Steigende Beschaffungskosten für Strom gefährden zunehmend die Wettbewerbsfähigkeit der deutschen Industrie. Können die Volatilität der Strompreise sowie schwankende Energieverbräuche von der Fertigungssteuerung zielgerichtet genutzt werden, ist eine Reduktion der Energiekosten ohne kapitalintensive Investitionen möglich. In diesem Zusammenhang beschreibt der folgende Beitrag die Weiterentwicklung eines Verfahrens zur Reihenfolgebildung unter Berücksichtigung auftragsspezifischer Energiekosten.

Abstract

Rising costs for electricity endanger the competitiveness of the German industry. If the volatility of electricity prices and fluctuating energy consumptions are used purposefully by the manufacturing control, a reduction of energy costs without capital-intensive investments is possible. In this context the following article describes the development of a sequencing method considering work order-specific energy costs.


M.Sc. Stefan Willeke, geb. 1988, studierte an der Leibniz Universität Hannover Wirtschaftsingenieurwesen mit den Schwerpunkten Produktionstechnik und Produktionswirtschaft. Seit 2014 ist er am IPH – Institut für Integrierte Produktion gGmbH als Projektingenieur im Bereich Logistik tätig. Der Fokus seiner Arbeit liegt auf der Fabrikplanung sowie der Fertigungssteuerung.

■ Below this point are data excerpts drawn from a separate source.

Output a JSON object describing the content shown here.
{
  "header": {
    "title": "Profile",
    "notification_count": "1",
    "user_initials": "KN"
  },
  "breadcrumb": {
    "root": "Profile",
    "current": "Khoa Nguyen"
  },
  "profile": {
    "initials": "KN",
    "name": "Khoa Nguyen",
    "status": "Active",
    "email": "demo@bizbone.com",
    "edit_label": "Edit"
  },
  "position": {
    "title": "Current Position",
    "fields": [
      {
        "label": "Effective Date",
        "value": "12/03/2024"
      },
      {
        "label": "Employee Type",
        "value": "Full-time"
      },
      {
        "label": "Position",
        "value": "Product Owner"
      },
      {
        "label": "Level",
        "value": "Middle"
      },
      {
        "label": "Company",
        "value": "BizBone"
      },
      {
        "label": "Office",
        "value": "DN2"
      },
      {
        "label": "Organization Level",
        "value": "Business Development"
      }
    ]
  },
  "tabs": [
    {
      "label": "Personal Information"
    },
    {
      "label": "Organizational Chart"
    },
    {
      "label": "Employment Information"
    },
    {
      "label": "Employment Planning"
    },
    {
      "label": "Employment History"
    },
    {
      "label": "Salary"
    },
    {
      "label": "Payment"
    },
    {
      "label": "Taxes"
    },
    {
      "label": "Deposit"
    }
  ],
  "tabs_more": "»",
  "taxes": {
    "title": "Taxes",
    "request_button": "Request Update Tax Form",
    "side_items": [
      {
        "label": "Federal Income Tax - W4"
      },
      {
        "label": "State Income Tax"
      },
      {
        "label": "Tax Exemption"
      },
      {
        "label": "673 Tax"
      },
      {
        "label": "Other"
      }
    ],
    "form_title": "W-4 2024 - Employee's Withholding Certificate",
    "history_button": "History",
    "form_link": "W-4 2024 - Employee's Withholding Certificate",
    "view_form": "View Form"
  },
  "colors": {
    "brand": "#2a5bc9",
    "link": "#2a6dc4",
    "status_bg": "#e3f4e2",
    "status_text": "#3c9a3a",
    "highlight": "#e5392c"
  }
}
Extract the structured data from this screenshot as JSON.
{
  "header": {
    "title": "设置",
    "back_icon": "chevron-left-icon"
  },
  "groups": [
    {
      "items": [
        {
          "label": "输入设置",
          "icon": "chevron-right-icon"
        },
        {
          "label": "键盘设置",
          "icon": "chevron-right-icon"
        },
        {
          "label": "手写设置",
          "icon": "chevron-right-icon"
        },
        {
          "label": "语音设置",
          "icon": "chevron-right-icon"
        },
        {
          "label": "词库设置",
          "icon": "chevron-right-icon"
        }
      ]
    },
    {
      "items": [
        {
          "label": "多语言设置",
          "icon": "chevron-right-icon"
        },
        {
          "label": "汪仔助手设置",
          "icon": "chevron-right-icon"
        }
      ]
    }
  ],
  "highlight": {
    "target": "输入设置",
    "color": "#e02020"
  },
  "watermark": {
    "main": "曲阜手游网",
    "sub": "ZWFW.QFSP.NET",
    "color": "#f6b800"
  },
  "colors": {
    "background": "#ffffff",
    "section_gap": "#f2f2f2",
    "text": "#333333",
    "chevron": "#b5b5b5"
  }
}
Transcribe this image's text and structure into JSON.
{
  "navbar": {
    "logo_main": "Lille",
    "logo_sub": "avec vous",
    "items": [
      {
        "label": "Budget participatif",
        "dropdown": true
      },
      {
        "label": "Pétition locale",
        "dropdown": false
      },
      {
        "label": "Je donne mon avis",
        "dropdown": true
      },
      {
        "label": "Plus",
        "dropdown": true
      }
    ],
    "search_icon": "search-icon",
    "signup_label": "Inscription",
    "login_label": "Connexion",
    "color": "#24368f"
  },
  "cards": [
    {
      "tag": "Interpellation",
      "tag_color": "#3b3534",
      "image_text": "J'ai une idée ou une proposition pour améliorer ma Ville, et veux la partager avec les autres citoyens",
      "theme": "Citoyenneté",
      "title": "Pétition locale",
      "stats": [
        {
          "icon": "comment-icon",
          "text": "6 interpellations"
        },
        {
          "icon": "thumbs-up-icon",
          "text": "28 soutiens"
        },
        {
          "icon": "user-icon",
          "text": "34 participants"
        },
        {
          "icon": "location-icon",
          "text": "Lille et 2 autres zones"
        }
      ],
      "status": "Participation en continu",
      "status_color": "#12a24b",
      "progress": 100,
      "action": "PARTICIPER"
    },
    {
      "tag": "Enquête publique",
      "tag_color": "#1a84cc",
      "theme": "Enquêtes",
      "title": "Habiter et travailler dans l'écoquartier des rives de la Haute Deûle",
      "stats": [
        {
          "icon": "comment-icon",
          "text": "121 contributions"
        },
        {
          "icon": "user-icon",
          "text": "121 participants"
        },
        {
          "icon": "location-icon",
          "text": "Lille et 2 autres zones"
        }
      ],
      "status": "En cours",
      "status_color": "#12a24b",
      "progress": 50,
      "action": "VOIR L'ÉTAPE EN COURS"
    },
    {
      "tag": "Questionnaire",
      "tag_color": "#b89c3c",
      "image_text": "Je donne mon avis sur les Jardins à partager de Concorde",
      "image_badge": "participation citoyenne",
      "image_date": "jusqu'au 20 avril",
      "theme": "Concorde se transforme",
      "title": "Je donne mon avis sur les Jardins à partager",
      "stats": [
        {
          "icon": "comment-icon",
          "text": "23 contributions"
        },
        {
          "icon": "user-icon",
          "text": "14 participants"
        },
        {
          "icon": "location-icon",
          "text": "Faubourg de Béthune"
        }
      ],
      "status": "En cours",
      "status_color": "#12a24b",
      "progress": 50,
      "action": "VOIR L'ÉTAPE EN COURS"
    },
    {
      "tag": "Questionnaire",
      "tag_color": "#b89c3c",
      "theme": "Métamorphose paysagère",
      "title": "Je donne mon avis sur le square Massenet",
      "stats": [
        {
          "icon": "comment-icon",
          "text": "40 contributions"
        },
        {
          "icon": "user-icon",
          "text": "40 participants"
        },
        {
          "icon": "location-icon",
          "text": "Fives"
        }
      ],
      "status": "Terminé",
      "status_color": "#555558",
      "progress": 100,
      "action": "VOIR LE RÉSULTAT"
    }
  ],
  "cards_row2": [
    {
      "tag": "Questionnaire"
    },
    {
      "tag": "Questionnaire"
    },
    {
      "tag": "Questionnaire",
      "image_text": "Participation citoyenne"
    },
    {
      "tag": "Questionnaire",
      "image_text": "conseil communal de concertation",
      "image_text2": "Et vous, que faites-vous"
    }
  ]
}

Dipl.-Wirtsch.-Ing Sören Wesebaum, geb. 1986, studierte an der Leibniz Universität Hannover Wirtschaftsingenieurwesen mit den Schwerpunkten Produktionstechnik und Unternehmensführung & Organisation. Seit 2012 ist er am IPH – Institut für Integrierte Produktion gGmbH als Projektingenieur im Bereich Logistik tätig. In Forschungs- und Beratungsprojekten setzt er sich mit dem Thema Fabrikplanung und Fertigungssteuerung auseinander.

Dr.-Ing. Georg Ullmann, geb.1979, studierte Maschinenbau mit den Schwerpunkten Systematische Produktentwicklung und Raumfahrttechnik an der Technischen Universität München. Im Anschluss arbeitete er am Fraunhofer Institut für Produktionsanlagen und Konstruktionstechnik (IPK) Berlin im Bereich Virtuelle Produktentstehung. Ab 2007 war er am IPH – Institut für Integrierte Produktion Hannover gGmbH als Projektingenieur im Bereich Produktionsautomatisierung tätig. Nach seiner Promotion zum Dr.-Ing. im November 2010 leitete er den Bereich Logistik. Seit 2012 ist er Geschäftsführer des IPH.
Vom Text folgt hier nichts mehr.